Kya smiled shyly, looking right into Patti Love’s eyes, hoping they would speak to her in some personal way and introduce themselves. Maybe acknowledge her as Chase’s girl. But they halted abruptly, said nothing, and sidestepped around her—making a wider berth than necessary. Moved on.
The evening after bumping into them, Kya and Chase drifted in her boat under an oak so huge its knees jutted over the water, creating little grottoes for otters and ducks. Keeping her voice low, partly so she wouldn’t disturb the mallards and partly in fear, Kya told Chase about seeing his parents and asked if she would meet them soon.
Chase sat silent, making her stomach lump up.
Finally he said, “’Course you will. Soon, I promise.” But he didn’t look at her when he said it.

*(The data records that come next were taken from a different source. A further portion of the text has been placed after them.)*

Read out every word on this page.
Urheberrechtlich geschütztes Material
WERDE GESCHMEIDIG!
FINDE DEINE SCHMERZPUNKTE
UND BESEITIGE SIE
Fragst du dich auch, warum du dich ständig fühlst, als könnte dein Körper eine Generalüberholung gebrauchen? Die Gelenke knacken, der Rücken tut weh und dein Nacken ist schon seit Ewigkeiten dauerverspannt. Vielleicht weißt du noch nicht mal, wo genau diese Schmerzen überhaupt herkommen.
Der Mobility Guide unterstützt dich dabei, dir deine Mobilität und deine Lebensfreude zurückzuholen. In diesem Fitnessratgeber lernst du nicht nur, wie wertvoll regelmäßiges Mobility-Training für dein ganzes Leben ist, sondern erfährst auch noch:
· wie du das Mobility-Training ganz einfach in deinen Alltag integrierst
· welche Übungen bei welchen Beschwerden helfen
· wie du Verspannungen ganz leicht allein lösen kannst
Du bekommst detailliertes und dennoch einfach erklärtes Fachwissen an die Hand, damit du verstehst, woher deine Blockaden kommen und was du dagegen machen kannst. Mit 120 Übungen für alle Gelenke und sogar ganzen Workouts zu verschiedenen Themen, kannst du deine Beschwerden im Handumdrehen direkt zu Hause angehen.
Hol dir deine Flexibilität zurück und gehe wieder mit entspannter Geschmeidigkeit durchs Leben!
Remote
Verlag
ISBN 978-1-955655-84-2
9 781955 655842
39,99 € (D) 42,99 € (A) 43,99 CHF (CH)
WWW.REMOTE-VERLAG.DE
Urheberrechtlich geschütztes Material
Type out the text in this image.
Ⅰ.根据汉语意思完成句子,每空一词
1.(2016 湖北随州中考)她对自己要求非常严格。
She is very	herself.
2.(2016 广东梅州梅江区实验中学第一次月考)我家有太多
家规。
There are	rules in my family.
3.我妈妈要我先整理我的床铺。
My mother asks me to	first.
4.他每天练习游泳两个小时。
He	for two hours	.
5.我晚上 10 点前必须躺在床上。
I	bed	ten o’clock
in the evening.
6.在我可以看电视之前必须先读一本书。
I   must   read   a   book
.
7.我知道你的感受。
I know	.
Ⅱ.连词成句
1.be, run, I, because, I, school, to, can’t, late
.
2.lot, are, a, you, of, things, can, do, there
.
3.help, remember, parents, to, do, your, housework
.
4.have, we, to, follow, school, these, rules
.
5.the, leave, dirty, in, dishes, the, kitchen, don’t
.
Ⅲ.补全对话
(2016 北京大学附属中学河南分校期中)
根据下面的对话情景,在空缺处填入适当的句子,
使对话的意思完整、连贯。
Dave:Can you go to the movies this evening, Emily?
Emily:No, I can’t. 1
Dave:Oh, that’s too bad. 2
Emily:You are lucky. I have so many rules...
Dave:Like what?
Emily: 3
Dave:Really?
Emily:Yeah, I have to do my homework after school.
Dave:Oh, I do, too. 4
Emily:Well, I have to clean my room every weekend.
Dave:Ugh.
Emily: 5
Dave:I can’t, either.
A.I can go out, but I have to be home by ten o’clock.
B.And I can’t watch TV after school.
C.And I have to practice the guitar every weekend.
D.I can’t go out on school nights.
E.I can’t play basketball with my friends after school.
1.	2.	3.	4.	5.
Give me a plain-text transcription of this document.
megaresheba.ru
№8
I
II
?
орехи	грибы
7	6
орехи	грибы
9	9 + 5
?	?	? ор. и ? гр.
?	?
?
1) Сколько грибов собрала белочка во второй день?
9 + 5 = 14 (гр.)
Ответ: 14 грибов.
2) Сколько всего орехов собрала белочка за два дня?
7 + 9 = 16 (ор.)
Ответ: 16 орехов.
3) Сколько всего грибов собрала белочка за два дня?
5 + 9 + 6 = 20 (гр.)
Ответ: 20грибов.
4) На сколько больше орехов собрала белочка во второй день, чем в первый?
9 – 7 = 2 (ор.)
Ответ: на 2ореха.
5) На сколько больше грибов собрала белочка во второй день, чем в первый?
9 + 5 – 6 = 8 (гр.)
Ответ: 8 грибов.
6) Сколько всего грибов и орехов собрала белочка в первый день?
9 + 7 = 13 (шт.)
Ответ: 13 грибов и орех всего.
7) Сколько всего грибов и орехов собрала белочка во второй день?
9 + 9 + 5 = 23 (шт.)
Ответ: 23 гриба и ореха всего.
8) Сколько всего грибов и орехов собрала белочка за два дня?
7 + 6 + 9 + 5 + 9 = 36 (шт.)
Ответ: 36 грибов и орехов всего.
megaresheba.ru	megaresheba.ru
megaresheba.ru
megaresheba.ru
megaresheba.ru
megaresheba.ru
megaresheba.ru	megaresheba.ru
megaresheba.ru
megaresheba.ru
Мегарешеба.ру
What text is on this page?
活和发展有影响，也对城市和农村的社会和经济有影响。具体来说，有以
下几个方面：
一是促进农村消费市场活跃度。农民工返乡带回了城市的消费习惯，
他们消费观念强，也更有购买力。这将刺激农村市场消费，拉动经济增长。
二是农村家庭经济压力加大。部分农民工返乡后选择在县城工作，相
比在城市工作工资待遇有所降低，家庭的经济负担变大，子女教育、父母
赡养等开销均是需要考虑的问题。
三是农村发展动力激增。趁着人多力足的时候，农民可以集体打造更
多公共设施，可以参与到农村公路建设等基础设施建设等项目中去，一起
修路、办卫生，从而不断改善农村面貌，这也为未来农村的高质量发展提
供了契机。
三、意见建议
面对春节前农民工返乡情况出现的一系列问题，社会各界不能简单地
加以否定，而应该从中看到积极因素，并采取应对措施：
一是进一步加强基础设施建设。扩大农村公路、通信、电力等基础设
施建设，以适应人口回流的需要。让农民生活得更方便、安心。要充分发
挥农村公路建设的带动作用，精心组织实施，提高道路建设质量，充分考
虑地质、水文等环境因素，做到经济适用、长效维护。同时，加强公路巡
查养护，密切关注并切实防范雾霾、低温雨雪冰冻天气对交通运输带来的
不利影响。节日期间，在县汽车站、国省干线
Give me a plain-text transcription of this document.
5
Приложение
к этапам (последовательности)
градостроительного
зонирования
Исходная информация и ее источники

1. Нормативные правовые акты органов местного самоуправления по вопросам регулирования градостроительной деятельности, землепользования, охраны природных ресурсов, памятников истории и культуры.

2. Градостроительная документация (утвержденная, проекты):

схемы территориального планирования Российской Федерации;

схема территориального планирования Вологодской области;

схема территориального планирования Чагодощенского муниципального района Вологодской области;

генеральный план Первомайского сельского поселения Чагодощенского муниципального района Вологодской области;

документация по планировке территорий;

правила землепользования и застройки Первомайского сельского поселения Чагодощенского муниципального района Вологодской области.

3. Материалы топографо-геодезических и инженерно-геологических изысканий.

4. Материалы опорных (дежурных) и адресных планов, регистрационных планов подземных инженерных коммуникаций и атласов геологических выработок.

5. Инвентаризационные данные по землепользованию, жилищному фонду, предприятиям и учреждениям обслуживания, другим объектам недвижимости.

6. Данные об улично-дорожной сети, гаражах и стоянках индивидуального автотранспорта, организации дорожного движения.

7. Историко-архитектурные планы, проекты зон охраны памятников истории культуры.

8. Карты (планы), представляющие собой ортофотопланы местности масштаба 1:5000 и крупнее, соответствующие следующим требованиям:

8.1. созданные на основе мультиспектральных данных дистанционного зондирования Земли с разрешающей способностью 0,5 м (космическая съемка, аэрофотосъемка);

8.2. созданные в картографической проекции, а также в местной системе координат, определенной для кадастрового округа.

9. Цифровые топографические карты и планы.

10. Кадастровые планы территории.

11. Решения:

“They know about me, right? About us?” she asked.
“A’ course.”
The boat must have drifted too close to the oak, because right then a great horned owl, plump and cushy as a down pillow, dropped from the tree on reaching wings, then stroked slow and easy across the lagoon, his breast feathers reflecting soft patterns on the water.
Chase reached out and took Kya’s hand, wringing the doubt from her fingers.
For weeks, sunsets and moonrises followed Chase and Kya’s easy movements through the marsh. But each time she resisted his advances, he stopped. Images of does or turkey hens alone with their demanding young, the males long gone to other females, weighed solid in her mind.
Lying around near naked in the boat was as far as it went, no matter what the townspeople said. Although Chase and Kya kept to themselves, the town was small and people saw them together in his boat or on the beaches. The shrimpers didn’t miss much on the seas. There was talk. Tittle-tattle.